Enrique Colmena

Con este cuarto capítulo cerraremos el espacio que estamos dedicando en este serial a los temas cinematográficos relacionados con el llamado “conflicto vasco”. Hablaremos entonces del cine euskaldún que ha tocado el tema de las víctimas, entendiendo por víctimas, lógicamente (o así nos lo parece), a todas aquellas que han sufrido gravemente por ese conflicto y sus derivaciones: a las víctimas de los atentados (y secuestros, y extorsiones...) perpetrados por la banda terrorista ETA, pero también a las que lo han sido a manos del antiterrorismo ilegal llevado a cabo por el estado español. Todas son víctimas, y hacer distingos nos parecería deshonesto, siendo benévolos.

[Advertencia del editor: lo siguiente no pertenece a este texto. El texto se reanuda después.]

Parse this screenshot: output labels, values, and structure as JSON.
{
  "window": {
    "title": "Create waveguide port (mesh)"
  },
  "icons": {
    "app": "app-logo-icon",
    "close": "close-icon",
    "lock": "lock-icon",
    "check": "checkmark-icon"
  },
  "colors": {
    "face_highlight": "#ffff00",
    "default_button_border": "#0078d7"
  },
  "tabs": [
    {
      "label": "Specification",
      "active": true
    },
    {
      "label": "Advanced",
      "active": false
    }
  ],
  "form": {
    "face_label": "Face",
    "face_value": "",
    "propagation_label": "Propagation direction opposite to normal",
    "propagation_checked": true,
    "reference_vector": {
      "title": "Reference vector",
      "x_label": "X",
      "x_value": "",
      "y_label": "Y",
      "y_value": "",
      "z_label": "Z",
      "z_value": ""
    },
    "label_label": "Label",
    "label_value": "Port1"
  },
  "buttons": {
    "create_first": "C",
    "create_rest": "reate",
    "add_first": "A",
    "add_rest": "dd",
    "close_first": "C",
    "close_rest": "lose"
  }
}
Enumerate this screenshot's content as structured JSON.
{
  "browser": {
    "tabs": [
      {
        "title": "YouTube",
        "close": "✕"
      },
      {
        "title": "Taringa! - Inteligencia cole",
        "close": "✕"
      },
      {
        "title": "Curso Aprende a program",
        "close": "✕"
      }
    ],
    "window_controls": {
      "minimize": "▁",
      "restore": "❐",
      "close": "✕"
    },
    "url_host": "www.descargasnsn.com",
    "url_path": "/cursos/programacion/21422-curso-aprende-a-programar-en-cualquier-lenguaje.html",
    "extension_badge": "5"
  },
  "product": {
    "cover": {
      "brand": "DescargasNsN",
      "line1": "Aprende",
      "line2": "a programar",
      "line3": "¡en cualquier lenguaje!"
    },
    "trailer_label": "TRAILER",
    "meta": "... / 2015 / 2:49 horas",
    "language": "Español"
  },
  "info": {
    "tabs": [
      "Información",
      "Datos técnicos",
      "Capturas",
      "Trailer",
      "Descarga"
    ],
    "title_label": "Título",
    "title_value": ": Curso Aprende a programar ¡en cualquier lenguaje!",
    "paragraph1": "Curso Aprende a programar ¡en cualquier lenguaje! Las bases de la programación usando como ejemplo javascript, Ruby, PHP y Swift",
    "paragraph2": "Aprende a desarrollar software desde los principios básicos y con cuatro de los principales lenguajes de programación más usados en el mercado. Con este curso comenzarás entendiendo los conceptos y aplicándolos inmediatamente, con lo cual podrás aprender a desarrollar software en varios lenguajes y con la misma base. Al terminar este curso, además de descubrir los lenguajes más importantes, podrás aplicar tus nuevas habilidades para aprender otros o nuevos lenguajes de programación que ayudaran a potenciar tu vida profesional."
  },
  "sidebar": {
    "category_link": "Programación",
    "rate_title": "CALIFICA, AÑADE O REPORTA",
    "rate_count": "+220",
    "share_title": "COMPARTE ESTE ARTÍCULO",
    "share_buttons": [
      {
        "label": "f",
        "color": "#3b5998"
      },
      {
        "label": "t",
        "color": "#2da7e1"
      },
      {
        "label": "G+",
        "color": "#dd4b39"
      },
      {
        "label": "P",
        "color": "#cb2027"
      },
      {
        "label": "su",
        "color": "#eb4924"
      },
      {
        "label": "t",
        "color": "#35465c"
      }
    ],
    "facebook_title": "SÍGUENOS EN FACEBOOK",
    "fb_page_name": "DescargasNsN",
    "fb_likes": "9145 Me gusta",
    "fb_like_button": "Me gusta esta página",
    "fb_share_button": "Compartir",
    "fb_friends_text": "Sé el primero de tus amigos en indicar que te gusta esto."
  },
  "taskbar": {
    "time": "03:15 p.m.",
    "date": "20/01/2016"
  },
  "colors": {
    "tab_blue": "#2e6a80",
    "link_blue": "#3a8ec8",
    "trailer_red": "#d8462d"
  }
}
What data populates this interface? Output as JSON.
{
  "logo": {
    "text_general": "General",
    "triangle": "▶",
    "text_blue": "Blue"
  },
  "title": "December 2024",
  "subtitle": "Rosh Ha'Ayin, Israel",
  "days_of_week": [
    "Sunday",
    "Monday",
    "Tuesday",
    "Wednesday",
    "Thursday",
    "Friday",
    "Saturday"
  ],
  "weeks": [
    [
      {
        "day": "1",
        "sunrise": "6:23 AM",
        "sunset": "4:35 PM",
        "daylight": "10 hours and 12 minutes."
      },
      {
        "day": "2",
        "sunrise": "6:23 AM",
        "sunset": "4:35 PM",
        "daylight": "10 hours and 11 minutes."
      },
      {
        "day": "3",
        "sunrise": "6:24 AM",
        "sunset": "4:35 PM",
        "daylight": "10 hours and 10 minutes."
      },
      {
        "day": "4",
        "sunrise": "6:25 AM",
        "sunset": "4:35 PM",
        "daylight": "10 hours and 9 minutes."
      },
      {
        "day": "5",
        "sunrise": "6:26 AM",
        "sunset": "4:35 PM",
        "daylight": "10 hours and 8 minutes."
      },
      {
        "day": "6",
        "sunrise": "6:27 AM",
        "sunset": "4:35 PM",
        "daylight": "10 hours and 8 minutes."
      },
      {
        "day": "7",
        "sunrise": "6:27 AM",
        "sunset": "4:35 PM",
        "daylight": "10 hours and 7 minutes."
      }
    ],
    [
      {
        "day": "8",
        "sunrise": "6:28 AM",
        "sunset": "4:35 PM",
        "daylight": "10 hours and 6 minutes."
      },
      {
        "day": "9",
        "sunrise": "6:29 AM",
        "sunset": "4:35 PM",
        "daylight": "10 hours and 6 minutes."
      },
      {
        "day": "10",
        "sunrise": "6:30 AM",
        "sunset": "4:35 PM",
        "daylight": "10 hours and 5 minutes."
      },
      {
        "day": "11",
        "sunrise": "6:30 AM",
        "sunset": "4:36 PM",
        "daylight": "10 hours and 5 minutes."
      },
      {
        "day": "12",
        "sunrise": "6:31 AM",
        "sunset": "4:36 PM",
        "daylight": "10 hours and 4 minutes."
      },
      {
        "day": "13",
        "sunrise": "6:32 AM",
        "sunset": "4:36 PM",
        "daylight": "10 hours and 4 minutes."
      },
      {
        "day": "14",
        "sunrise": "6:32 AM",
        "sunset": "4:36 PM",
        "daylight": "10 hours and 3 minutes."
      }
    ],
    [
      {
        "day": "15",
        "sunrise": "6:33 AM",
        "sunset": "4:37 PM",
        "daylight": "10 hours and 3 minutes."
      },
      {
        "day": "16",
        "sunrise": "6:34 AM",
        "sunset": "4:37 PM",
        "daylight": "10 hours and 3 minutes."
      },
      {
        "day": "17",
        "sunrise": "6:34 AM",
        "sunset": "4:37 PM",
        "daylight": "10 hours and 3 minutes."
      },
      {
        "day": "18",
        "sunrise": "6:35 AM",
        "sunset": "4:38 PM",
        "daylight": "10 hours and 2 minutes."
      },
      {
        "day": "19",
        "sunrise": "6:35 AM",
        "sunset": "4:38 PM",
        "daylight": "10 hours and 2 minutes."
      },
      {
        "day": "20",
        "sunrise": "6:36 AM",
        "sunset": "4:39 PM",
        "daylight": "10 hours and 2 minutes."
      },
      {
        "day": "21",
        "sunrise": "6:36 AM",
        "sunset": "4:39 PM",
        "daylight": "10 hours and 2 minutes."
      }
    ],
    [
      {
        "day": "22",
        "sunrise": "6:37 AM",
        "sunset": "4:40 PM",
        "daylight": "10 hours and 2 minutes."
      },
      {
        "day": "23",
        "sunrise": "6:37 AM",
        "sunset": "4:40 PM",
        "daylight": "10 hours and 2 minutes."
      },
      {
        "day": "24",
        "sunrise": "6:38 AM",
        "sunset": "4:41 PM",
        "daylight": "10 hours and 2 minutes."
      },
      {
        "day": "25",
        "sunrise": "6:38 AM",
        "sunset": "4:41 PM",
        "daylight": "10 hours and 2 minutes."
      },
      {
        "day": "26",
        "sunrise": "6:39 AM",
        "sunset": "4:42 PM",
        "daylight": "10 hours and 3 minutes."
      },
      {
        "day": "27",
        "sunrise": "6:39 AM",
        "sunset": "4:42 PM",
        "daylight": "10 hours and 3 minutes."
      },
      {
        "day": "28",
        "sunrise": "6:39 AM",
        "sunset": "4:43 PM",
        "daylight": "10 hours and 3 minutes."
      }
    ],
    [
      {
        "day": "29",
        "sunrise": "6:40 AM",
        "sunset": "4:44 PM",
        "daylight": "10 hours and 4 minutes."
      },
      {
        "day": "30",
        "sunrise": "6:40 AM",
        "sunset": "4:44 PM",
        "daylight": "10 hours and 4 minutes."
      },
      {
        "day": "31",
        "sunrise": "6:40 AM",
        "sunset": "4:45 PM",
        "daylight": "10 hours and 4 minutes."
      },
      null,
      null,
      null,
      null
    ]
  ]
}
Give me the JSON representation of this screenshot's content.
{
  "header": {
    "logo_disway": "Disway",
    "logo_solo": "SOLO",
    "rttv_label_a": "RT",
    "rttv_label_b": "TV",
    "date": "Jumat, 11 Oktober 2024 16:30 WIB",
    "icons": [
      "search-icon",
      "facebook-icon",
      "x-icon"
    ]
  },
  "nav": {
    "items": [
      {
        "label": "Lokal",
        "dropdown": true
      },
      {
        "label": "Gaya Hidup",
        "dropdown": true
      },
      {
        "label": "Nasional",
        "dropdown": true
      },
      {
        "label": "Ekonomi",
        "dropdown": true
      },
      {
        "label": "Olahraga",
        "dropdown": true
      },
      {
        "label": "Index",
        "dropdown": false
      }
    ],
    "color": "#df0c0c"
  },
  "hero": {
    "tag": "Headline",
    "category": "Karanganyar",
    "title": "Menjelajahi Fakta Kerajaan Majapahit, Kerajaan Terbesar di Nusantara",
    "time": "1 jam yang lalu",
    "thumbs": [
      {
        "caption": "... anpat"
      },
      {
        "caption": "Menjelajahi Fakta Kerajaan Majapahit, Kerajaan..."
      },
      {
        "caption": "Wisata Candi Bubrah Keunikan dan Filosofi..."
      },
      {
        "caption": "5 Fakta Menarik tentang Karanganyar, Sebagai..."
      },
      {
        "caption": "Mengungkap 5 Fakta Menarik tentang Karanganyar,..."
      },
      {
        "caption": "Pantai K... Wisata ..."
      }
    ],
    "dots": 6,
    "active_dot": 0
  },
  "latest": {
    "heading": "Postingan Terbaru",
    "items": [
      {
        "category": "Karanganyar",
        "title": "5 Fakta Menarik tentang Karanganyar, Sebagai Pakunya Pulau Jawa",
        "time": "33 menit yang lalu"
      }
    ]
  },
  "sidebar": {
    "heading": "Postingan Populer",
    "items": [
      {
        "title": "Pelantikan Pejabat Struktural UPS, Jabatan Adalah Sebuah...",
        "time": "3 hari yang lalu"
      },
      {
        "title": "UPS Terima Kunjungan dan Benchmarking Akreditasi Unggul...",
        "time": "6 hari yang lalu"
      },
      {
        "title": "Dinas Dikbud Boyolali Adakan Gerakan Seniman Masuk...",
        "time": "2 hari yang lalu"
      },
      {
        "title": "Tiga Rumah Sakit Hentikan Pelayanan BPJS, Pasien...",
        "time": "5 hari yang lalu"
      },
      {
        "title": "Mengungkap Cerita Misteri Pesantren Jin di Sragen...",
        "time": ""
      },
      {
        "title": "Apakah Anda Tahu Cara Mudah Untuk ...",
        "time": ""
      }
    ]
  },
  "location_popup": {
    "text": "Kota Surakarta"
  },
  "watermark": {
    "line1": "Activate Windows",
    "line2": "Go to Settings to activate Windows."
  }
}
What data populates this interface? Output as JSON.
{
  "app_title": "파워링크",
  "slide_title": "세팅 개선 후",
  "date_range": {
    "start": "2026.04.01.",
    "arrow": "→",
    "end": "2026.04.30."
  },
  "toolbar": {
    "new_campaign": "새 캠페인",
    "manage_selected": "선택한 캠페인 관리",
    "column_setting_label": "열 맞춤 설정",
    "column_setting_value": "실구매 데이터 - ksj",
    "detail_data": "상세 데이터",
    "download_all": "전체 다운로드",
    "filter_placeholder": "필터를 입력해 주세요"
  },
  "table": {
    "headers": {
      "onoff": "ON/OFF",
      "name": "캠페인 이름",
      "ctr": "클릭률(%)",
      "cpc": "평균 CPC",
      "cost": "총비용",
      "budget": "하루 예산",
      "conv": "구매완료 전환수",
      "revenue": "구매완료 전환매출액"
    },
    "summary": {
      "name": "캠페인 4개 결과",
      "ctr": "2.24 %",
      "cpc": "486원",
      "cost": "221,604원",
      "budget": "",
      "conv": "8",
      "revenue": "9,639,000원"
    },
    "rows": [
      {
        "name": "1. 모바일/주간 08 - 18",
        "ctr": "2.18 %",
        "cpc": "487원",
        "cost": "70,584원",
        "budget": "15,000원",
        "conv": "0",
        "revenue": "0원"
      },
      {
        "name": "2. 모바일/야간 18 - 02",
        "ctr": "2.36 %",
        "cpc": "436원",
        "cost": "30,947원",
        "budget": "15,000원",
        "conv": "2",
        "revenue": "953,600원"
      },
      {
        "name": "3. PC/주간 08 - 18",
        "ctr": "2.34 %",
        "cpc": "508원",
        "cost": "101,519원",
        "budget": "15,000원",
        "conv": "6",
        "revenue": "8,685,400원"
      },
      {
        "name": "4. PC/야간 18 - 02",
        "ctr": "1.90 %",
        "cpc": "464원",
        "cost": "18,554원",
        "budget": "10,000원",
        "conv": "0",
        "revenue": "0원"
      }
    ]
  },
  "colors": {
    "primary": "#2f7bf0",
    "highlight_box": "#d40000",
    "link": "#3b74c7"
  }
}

Curiosamente, en las primeras muestras en términos cronológicos que se encuentran en la filmografía vasca sobre este asunto predominan las historias en las que las víctimas son antiguos militantes de la organización ETA, o vinculados a sus tentáculos "abertzales", que, tras un proceso de reflexión, deciden abandonar la lucha armada, o su periferia, para incorporarse a una vida llamémosle normal. En este sentido, en ese primer cine euskaldún sobre víctimas del conflicto nos encontramos con Amor en off (1992), primer y único film dirigido por el escritor Koldo Izagirre (que había participado en el guion de Días de humo (Ke arteko egunak), de Antxon Ezeiza, ya comentada), película que planteaba un peculiar triángulo romántico: la protagonista es novia de un preso etarra en el Penal de El Puerto de Santa María; la chica entabla una relación con otro hombre, alentada incluso por su novio para que rehaga su vida, pero el propio entorno “abertzale” les presionará duramente para evitarlo. Historia sobre la posibilidad, o no, de empezar de nuevo, y de la visión mojigata que, en cuestiones sexuales, mantiene en el fondo todo colectivo fanatizado como el llamado “conglomerado ETA”, se resintió de varios problemas, como la falta de experiencia de su novato director y la contradicción de que la productora fuera de corte “aberzale” y la moraleja resultara opuesta a sus postulados (lo cual no deja de ser un dato a favor de la cinta de Izagirre...).

En un tono distinto, Sombras en una batalla (1993), con dirección de Mario Camus, planteaba una historia en la que una mujer que se ha desvinculado de la banda etarra y  vive anónimamente en un pueblo castellanoleonés ejerciendo de veterinaria, verá como su pasado vuelve cuando aparece un antiguo miembro del GAL, y también otros miembros de ETA que la buscan... De nuevo estamos ante la dificultad, quizá la imposibilidad, de huir del pasado, en especial cuando la gente de ese pasado, a la manera de una secta (la alusión más religiosa que ideológica quizá no sea disparatada), no tolera desviaciones sobre la ortodoxia; vale decir la entrega sin fisuras a la causa, de forma absoluta e indubitable. Con un interesante reparto (Carmen Maura, tan buena actriz cómica como dramática), el portugués Joaquim de Almeida y Fernando Valverde, entre otros, el film propuso un interesante acercamiento hacia la figura del arrepentido al que su pasado le visita para ajustar cuentas.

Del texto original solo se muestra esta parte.